みなさん、こんにちは!

本日の「きっかわみきの物語」部分公開は、

「青い眼をもった木」の「深山に眠っていた虎の巻」からですよ。

青い眼の木が、長く眠っていた貴公子の虎に、

「いのちの法則」を聞かせる場面です。


木は虎にこの場面では、4つのいのちの法則を話しますが、

今日はその4つ目の場面から。

では・・・



 木は最後に、〈因縁果のお話〉をし、さらに意味深長な一言を加えたのです。


「君はしずくの音が原因で、その結果、目が覚め、目が覚めたことが今度は因となって、そこに何ものかの縁がはたらいて結果、私に出会い、私に会ったことがまた因となって、また別の縁がはたらいて、その結果このような話を聞いた。

つまりよく考えてみると、因が果となり、果がまた因となり……のぐるぐるまわりをしているのが、この世界というわけだ。

これを因果同時(いんがどうじ)とも言うのだがね。

それで、この因果同時の話も、先ほどから話をしているいのちの法則の話も、いずれも東方で熟したものの見方なのだよ。

 ところで、だ。虎くん、

実際のところ、心が目覚めなければ、本当に起きたことにはならないのだが・・・」


 それまでそのすべてに一つ一つうなずいていた虎も、

この一言には思わず苦笑したのでした。

 そしてその虎くん、最後に誠に虎くんらしいことを言ったのです。


「目覚めて最初に、このようないのちの法則のお話が聞けるとは……。

『果報は寝て待て』と言うが、それは誠にそのとおりだったようですね。

しかし僕はいつも何事も『寝かせて考える』というのが流儀なのです。

ですから、あなた様からのこのお話も、しばらく寝かせていま一度味わうことにさせてもらいましょう」


 虎はそう言うと、何とまた寝始めてしまったのです。

この虎くん、おっとりと落ち着いていて誠実なのはよいが、

少々のんびりし過ぎ、慎重過ぎるのが玉にキズだったのでした。



 さて、みなさんこのお話、いかがだったでしょうか?

虎はしずくの音が原因で、目が覚め、

目が覚めたことが今度は原因となって、木に出会った。

そしてさらに木に出会ったことが今度は原因となって、

その結果このような話を聞いた。



「因が果となる(原因があって、結果が出てくる)」ということは

よく聞かれると思うのですが、いかがでしょうか、「そのまた

『果』自体が、次の因となる」というのは、聞かれたことがある人は少ないのではないでしょうか?

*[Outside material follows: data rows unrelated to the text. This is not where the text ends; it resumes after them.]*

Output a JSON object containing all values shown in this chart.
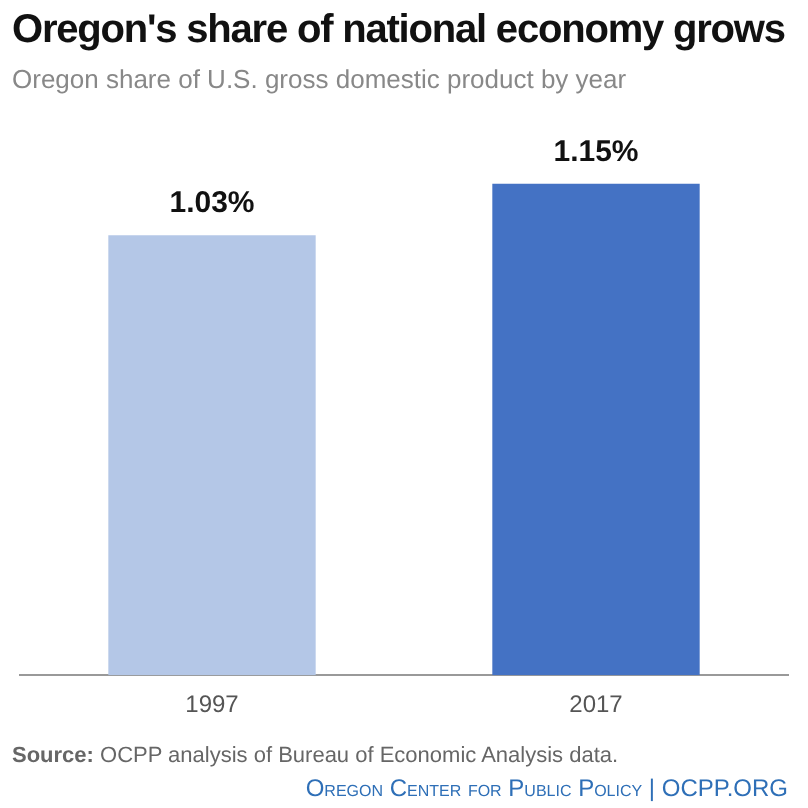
{
  "chart_data": {
    "type": "bar",
    "title": "Oregon's share of national economy grows",
    "subtitle": "Oregon share of U.S. gross domestic product by year",
    "categories": [
      "1997",
      "2017"
    ],
    "values": [
      1.03,
      1.15
    ],
    "colors": [
      "#b4c7e7",
      "#4472c4"
    ],
    "value_labels": [
      "1.03%",
      "1.15%"
    ],
    "grid": false,
    "legend": false,
    "annotations": [
      "Source: OCPP analysis of Bureau of Economic Analysis data.",
      "Oregon Center for Public Policy | OCPP.ORG"
    ]
  }
}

 かく言う私も最初は驚くとともに、しかしなるほどと思いました。

「出てきた結果が、次の事象を引き起こす原因になっている・・・」


 しかしこうして考えていくと、すべてが次々と連鎖して

次の事態を呼ぶわけですから、いまの一つ一つの私たちの

一挙手一投足にすべてがかかっている、一つ一つの何気ない

行動に次がかかっている、いまが次を決める・・・ということになりますよね。


 この「青い眼をもった木」の物語では、「一人の一挙手一投足が

、宇宙の果てまでも影響を及ぼす」と言っています。


 他にも「目からウロコが落ちる」ようなお話がたくさんこの物語の中には盛り込まれており、とてもとても幻想的なお話ですので、みなさん、今後ともよろしくお願いしますね。


 それではまた・・・・。

皆様、今日もどうぞ明るく元気に爽やかにお過ごし下さい!

あなたの一挙手一投足に込められた愛が、宇宙の果てまで

届きますように☆




書籍「青い眼をもった木」(単行本・電子書籍両方あり)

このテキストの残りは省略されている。